Ed ha parlato poi, del rapporto tra cinema francese e cinema italiano e soprattutto su quanto la commedia francese stia avendo un incredibile successo anche nel nostro paese, dichiarando, con intelligenza: “La gente ha bisogno di vedere sullo schermo quello che di solito non ha nella vita quotidiana. La commedia rende felici e anch’io quando giro una commedia sono felice. Personalmente penso che sia più difficile far ridere la gente. Chaplin su tutti ne è un esempio”.

In questa edizione, molto interessante i al centro di un problema spinoso, il documentativo di Cristina Sivieri Tagliabue “Body Shopping – appena ho 18 anni mi rifaccio”, presentato fuori concorso, con l’autrice con l’autrice che è andata da cinque professionisti del settore per chiedere se avesse bisogno di “un ritocchino”: le diagnosi, come lei stessa ammette, “sono state peggiori di quanto immaginasse”. Un po’ di filler per le rughe, una ‘limatina’ al naso e un aumento del seno: sono solo alcuni dei consigli ricevuti dai medici.
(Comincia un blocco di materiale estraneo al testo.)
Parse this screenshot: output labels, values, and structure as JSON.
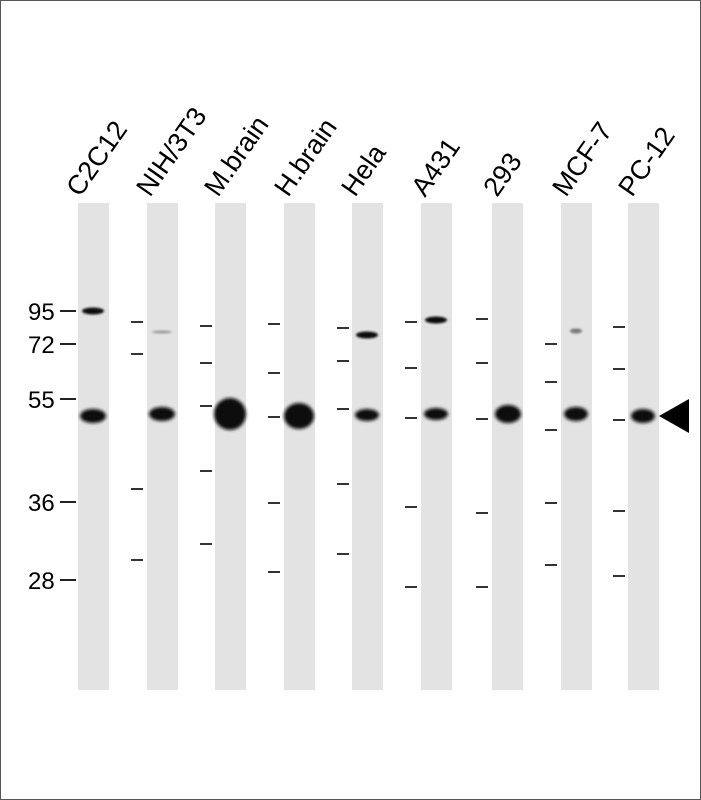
{
  "lanes": [
    {
      "label": "C2C12"
    },
    {
      "label": "NIH/3T3"
    },
    {
      "label": "M.brain"
    },
    {
      "label": "H.brain"
    },
    {
      "label": "Hela"
    },
    {
      "label": "A431"
    },
    {
      "label": "293"
    },
    {
      "label": "MCF-7"
    },
    {
      "label": "PC-12"
    }
  ],
  "mw_markers": [
    {
      "label": "95"
    },
    {
      "label": "72"
    },
    {
      "label": "55"
    },
    {
      "label": "36"
    },
    {
      "label": "28"
    }
  ],
  "target_arrow": {
    "icon": "arrowhead-left-icon"
  },
  "colors": {
    "lane": "#e3e3e3",
    "band": "#111111",
    "marker": "#222222"
  }
}
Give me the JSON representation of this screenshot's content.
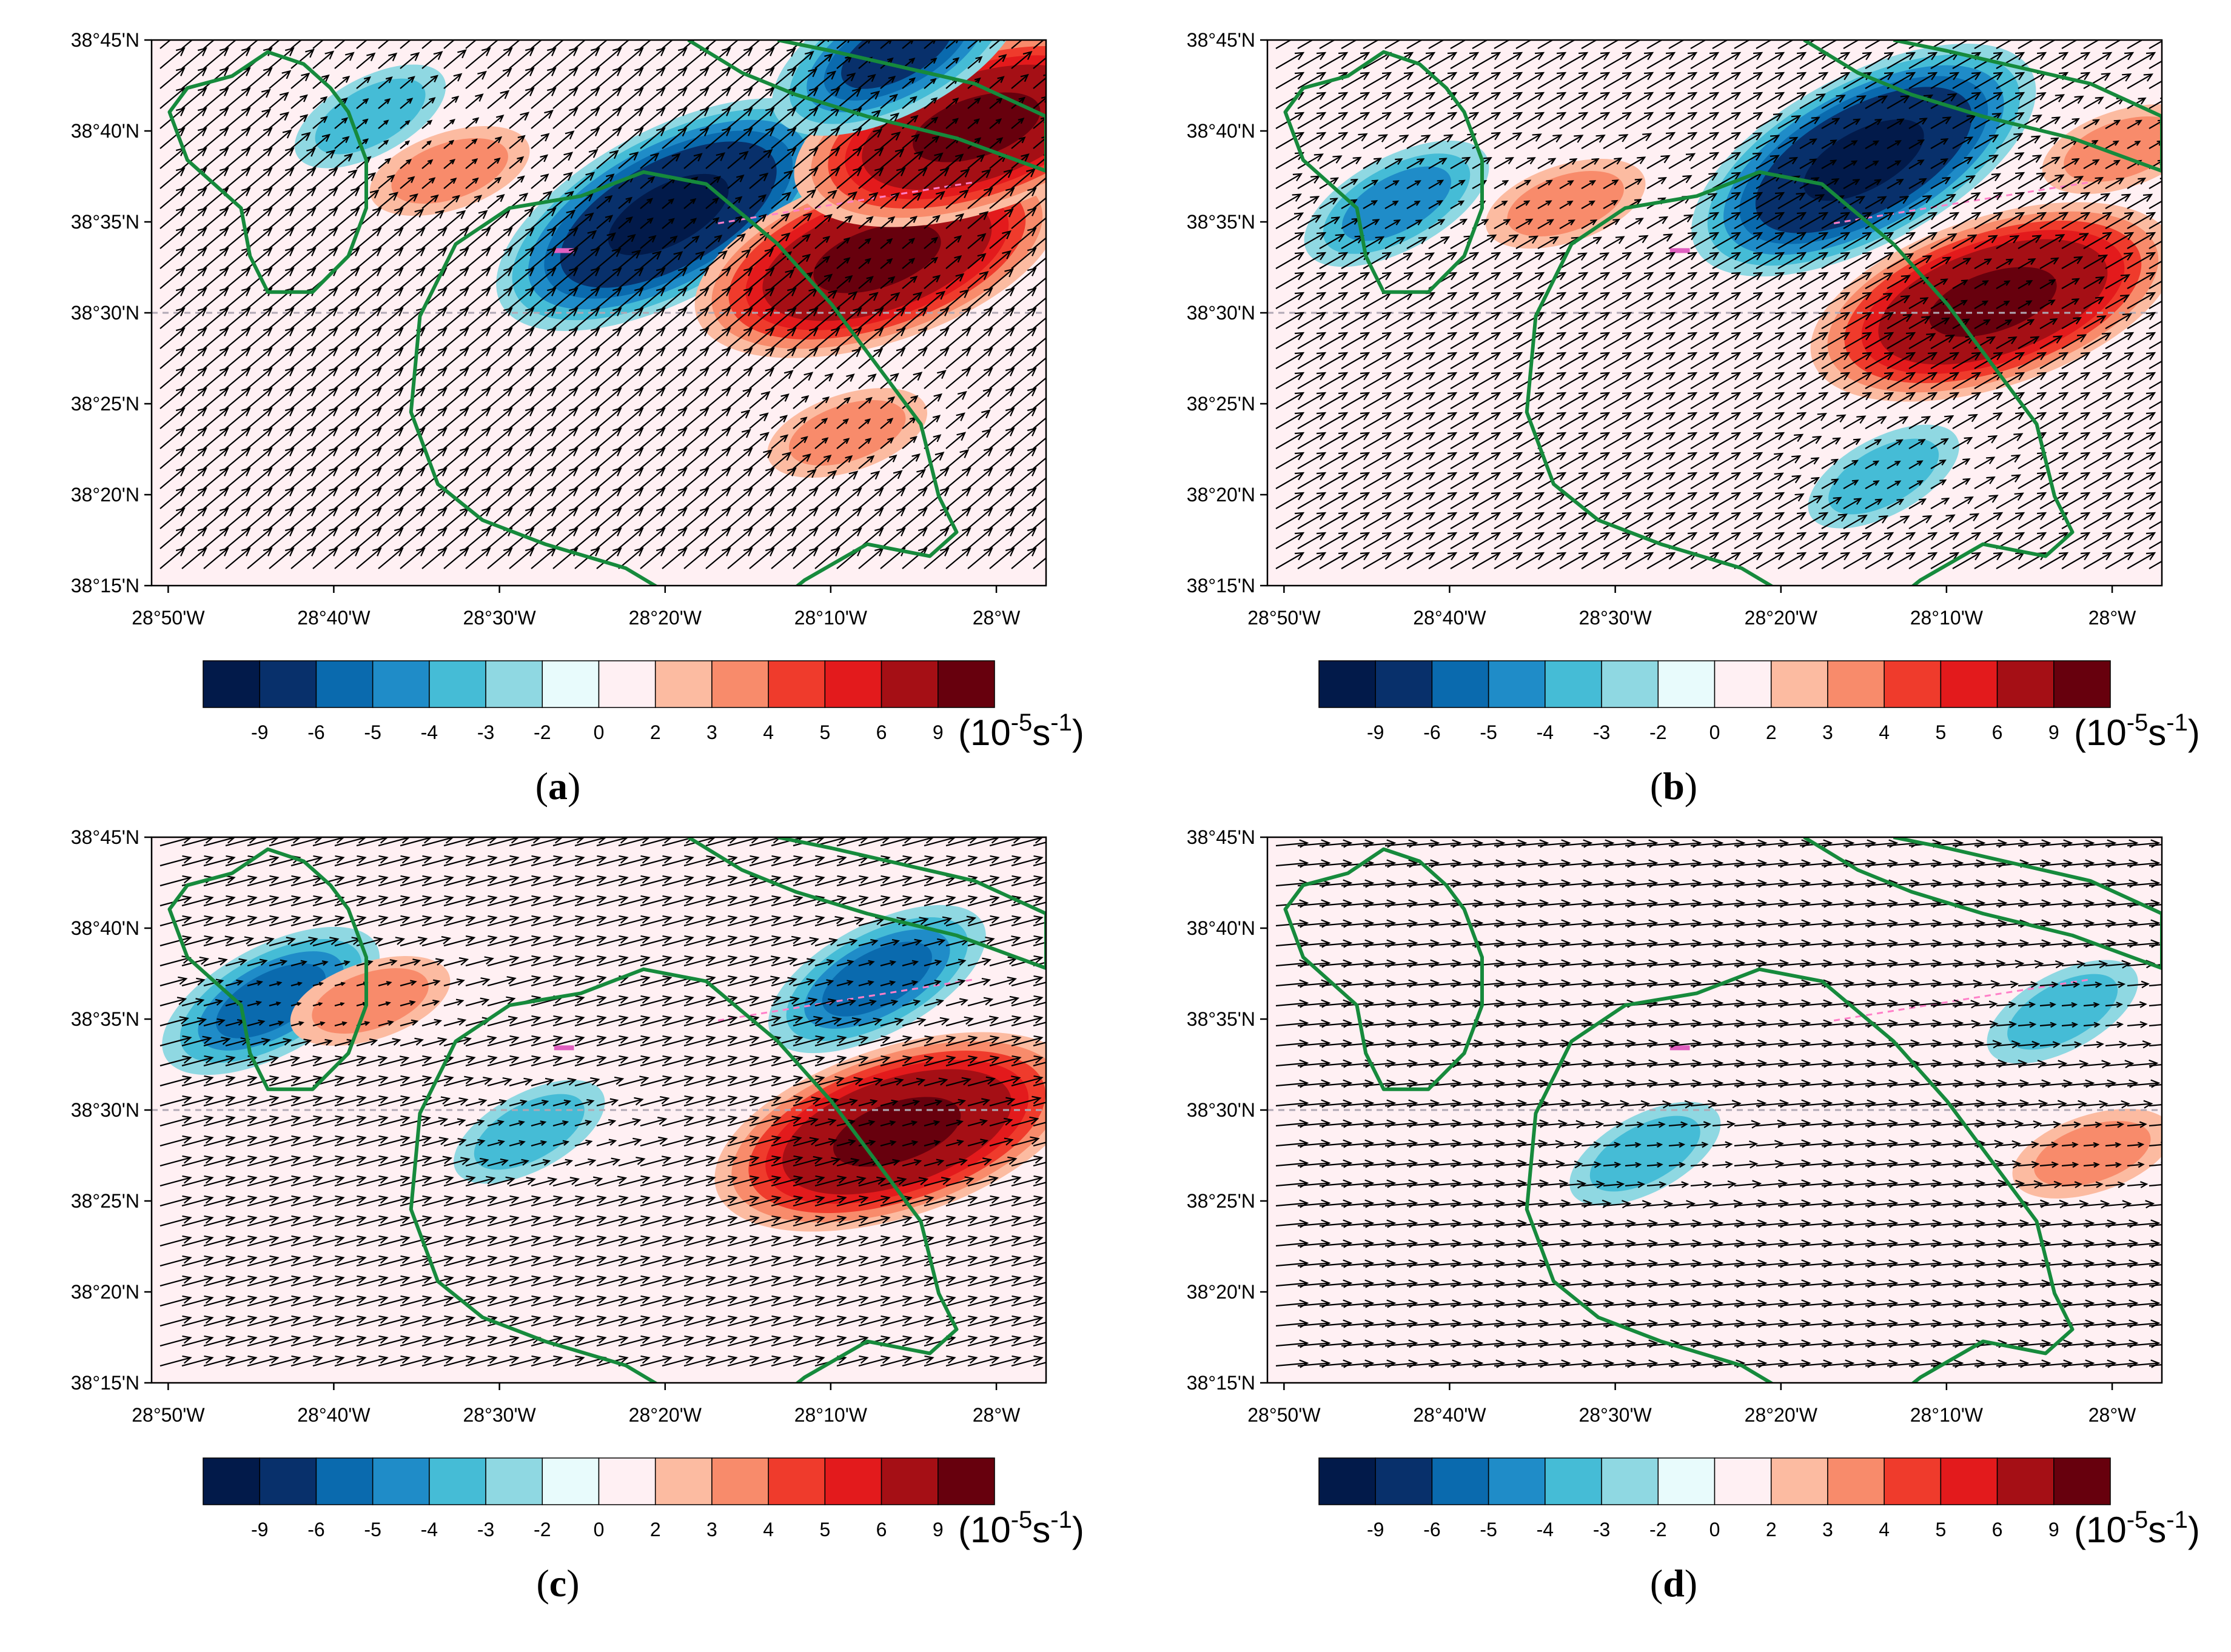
{
  "figure": {
    "colorbar": {
      "colors": [
        "#021a4a",
        "#08306b",
        "#0a6aae",
        "#1f8cc8",
        "#45bcd6",
        "#8fd8e2",
        "#e8fbfc",
        "#fff0f3",
        "#fcbba1",
        "#f88b6b",
        "#ef3b2c",
        "#e31a1c",
        "#a50f15",
        "#67000d"
      ],
      "tick_labels": [
        "-9",
        "-6",
        "-5",
        "-4",
        "-3",
        "-2",
        "0",
        "2",
        "3",
        "4",
        "5",
        "6",
        "9"
      ],
      "unit": "(10-5s-1)",
      "unit_base": "(10",
      "unit_exp1": "-5",
      "unit_mid": "s",
      "unit_exp2": "-1",
      "unit_close": ")"
    },
    "axes": {
      "lon_ticks": [
        "28°50'W",
        "28°40'W",
        "28°30'W",
        "28°20'W",
        "28°10'W",
        "28°W"
      ],
      "lat_ticks": [
        "38°45'N",
        "38°40'N",
        "38°35'N",
        "38°30'N",
        "38°25'N",
        "38°20'N",
        "38°15'N"
      ]
    },
    "colors": {
      "coast": "#168a3c",
      "arrow": "#000000",
      "ref_line": "#b0a8b4",
      "pink_line": "#ff7fc8",
      "background_field": "#fff0f3"
    }
  },
  "chart_data": [
    {
      "type": "heatmap",
      "caption": "(a)",
      "x_range": [
        -28.85,
        -27.95
      ],
      "y_range": [
        38.25,
        38.75
      ],
      "field": "vorticity (10^-5 s^-1) with wind vectors",
      "wind_direction_deg": 40,
      "features": [
        {
          "sign": "negative",
          "lon": -28.33,
          "lat": 38.59,
          "peak": -9
        },
        {
          "sign": "positive",
          "lon": -28.12,
          "lat": 38.55,
          "peak": 9
        },
        {
          "sign": "positive",
          "lon": -28.02,
          "lat": 38.67,
          "peak": 9
        },
        {
          "sign": "negative",
          "lon": -28.1,
          "lat": 38.74,
          "peak": -6
        },
        {
          "sign": "positive",
          "lon": -28.55,
          "lat": 38.63,
          "peak": 3
        },
        {
          "sign": "negative",
          "lon": -28.63,
          "lat": 38.68,
          "peak": -3
        },
        {
          "sign": "positive",
          "lon": -28.15,
          "lat": 38.39,
          "peak": 3
        }
      ]
    },
    {
      "type": "heatmap",
      "caption": "(b)",
      "x_range": [
        -28.85,
        -27.95
      ],
      "y_range": [
        38.25,
        38.75
      ],
      "field": "vorticity (10^-5 s^-1) with wind vectors",
      "wind_direction_deg": 30,
      "features": [
        {
          "sign": "negative",
          "lon": -28.25,
          "lat": 38.64,
          "peak": -9
        },
        {
          "sign": "positive",
          "lon": -28.12,
          "lat": 38.51,
          "peak": 9
        },
        {
          "sign": "negative",
          "lon": -28.72,
          "lat": 38.6,
          "peak": -4
        },
        {
          "sign": "positive",
          "lon": -28.55,
          "lat": 38.6,
          "peak": 3
        },
        {
          "sign": "negative",
          "lon": -28.23,
          "lat": 38.35,
          "peak": -3
        },
        {
          "sign": "positive",
          "lon": -27.99,
          "lat": 38.65,
          "peak": 3
        }
      ]
    },
    {
      "type": "heatmap",
      "caption": "(c)",
      "x_range": [
        -28.85,
        -27.95
      ],
      "y_range": [
        38.25,
        38.75
      ],
      "field": "vorticity (10^-5 s^-1) with wind vectors",
      "wind_direction_deg": 15,
      "features": [
        {
          "sign": "negative",
          "lon": -28.12,
          "lat": 38.62,
          "peak": -5
        },
        {
          "sign": "positive",
          "lon": -28.1,
          "lat": 38.48,
          "peak": 9
        },
        {
          "sign": "negative",
          "lon": -28.73,
          "lat": 38.6,
          "peak": -5
        },
        {
          "sign": "positive",
          "lon": -28.63,
          "lat": 38.6,
          "peak": 3
        },
        {
          "sign": "negative",
          "lon": -28.47,
          "lat": 38.48,
          "peak": -3
        }
      ]
    },
    {
      "type": "heatmap",
      "caption": "(d)",
      "x_range": [
        -28.85,
        -27.95
      ],
      "y_range": [
        38.25,
        38.75
      ],
      "field": "vorticity (10^-5 s^-1) with wind vectors",
      "wind_direction_deg": 5,
      "features": [
        {
          "sign": "negative",
          "lon": -28.05,
          "lat": 38.59,
          "peak": -3
        },
        {
          "sign": "positive",
          "lon": -28.02,
          "lat": 38.46,
          "peak": 3
        },
        {
          "sign": "negative",
          "lon": -28.47,
          "lat": 38.46,
          "peak": -3
        }
      ]
    }
  ]
}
Un colpo all’autostima che non tutte le donne riescono a superare: secondo l’International society of Aesthetic plastic surgey, l’Italia è al terzo posto nella classifica mondiale dei Paesi che ricorrono al bisturi, con 820.00 interventi stimati in Italia nel 2011.
Un’esperienza vissuta in prima persona e raccontata per immagini, sotto la direzione di Daniela Robecchi, in parallelo a un’altra storia: quella di Carla, 18enne, di professione ‘aspirante attrice‘: “Sono una ragazza coraggiosa e determinata. Perché non sottopormi a un intervento, perché non diventare quella che vorrei essere?”
Il suo chirurgo la chiama Carlà, come la moglie di Sarkozy, mentre i genitori sono ormai convinti di pagarle un intervento di chirurgia estetica. Il video-racconto, che dura un’ora, è tratto dal libro “Appena ho 18 anni mi rifaccio” uscito nel 2009 per Bompiani.
Dal 12 luglio è entrata in vigore la legge che vieta l’impianto di protesi mammaria a fini estetici sulle minorenni. Anche se i rappresentanti delle multinazionali che operano nel settore non amano essere intervistati, Tagliabue parla con un mediatore finanziario che le svela le logiche del business del bisturi: “Nella medicina del benessere i medici sono ‘dealer’, venditori.
E i pazienti sono clienti. Per questo hanno rateizzato gli interventi”. Il trailer del film si chiude con un interrogativo: “Se ogni medico vi dicesse che dovete rifarvi una parte diversa del corpo, voi cosa fareste?”